Last night, about 50 people representing 10 religions were in attendance as Mr Tharman received, on behalf of the IRO, a $100,000 cheque for Nepal.

The donation, from an IRO council member who chose to remain anonymous, will help provide shelter to quake victims in Nepal, especially children.

The fact that Singaporeans are reaching outwards shows there is compassion and empathy within its own society, said Mr Tharman.

"The way in which Singaporeans have become more aware and more concerned about the problems in the rest of the world... is part and parcel of the strengthening of our society. It also goes together with people being more aware and concerned about everyone in their midst.

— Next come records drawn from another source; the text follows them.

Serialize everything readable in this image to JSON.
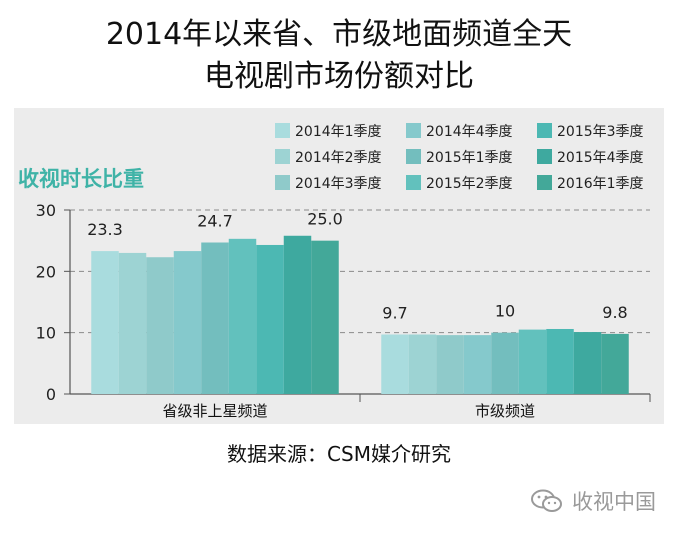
{
  "title_line1": "2014年以来省、市级地面频道全天",
  "title_line2": "电视剧市场份额对比",
  "source_text": "数据来源：CSM媒介研究",
  "watermark_text": "收视中国",
  "chart_data": {
    "type": "bar",
    "chart_label": "收视时长比重",
    "categories": [
      "省级非上星频道",
      "市级频道"
    ],
    "ylim": [
      0,
      30
    ],
    "yticks": [
      0,
      10,
      20,
      30
    ],
    "grid": true,
    "legend_position": "top-right",
    "series": [
      {
        "name": "2014年1季度",
        "color": "#a9dcde",
        "values": [
          23.3,
          9.7
        ]
      },
      {
        "name": "2014年2季度",
        "color": "#9dd3d3",
        "values": [
          23.0,
          9.7
        ]
      },
      {
        "name": "2014年3季度",
        "color": "#8fcaca",
        "values": [
          22.3,
          9.6
        ]
      },
      {
        "name": "2014年4季度",
        "color": "#85c9cc",
        "values": [
          23.3,
          9.6
        ]
      },
      {
        "name": "2015年1季度",
        "color": "#73bebe",
        "values": [
          24.7,
          10.0
        ]
      },
      {
        "name": "2015年2季度",
        "color": "#62c1bd",
        "values": [
          25.3,
          10.5
        ]
      },
      {
        "name": "2015年3季度",
        "color": "#4cb8b3",
        "values": [
          24.3,
          10.6
        ]
      },
      {
        "name": "2015年4季度",
        "color": "#3ea99f",
        "values": [
          25.8,
          10.1
        ]
      },
      {
        "name": "2016年1季度",
        "color": "#43a899",
        "values": [
          25.0,
          9.8
        ]
      }
    ],
    "data_labels": [
      {
        "category": 0,
        "series": 0,
        "text": "23.3"
      },
      {
        "category": 0,
        "series": 4,
        "text": "24.7"
      },
      {
        "category": 0,
        "series": 8,
        "text": "25.0"
      },
      {
        "category": 1,
        "series": 0,
        "text": "9.7"
      },
      {
        "category": 1,
        "series": 4,
        "text": "10"
      },
      {
        "category": 1,
        "series": 8,
        "text": "9.8"
      }
    ]
  }
}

"That is a very positive development."

IRO president Gurmit Singh said: "We ought to extend our hearts and hands to those in need, to help cushion their pains."

The donation will help to fund relief efforts by the Corporate Citizen Foundation (CCF) in Nepal.

The Singapore-based foundation is a private-sector initiative made up of companies such as HSL Constructor, a local civil engineering and construction firm.

CCF is currently working with three Nepalese institutions to help in areas such as clean water and food distribution.

"Temporary shelters to replace tents and sanitation facilities will need to be urgently built with the impending monsoon just weeks from now," said Mr Wong Chin Sing, 57, CCF's director.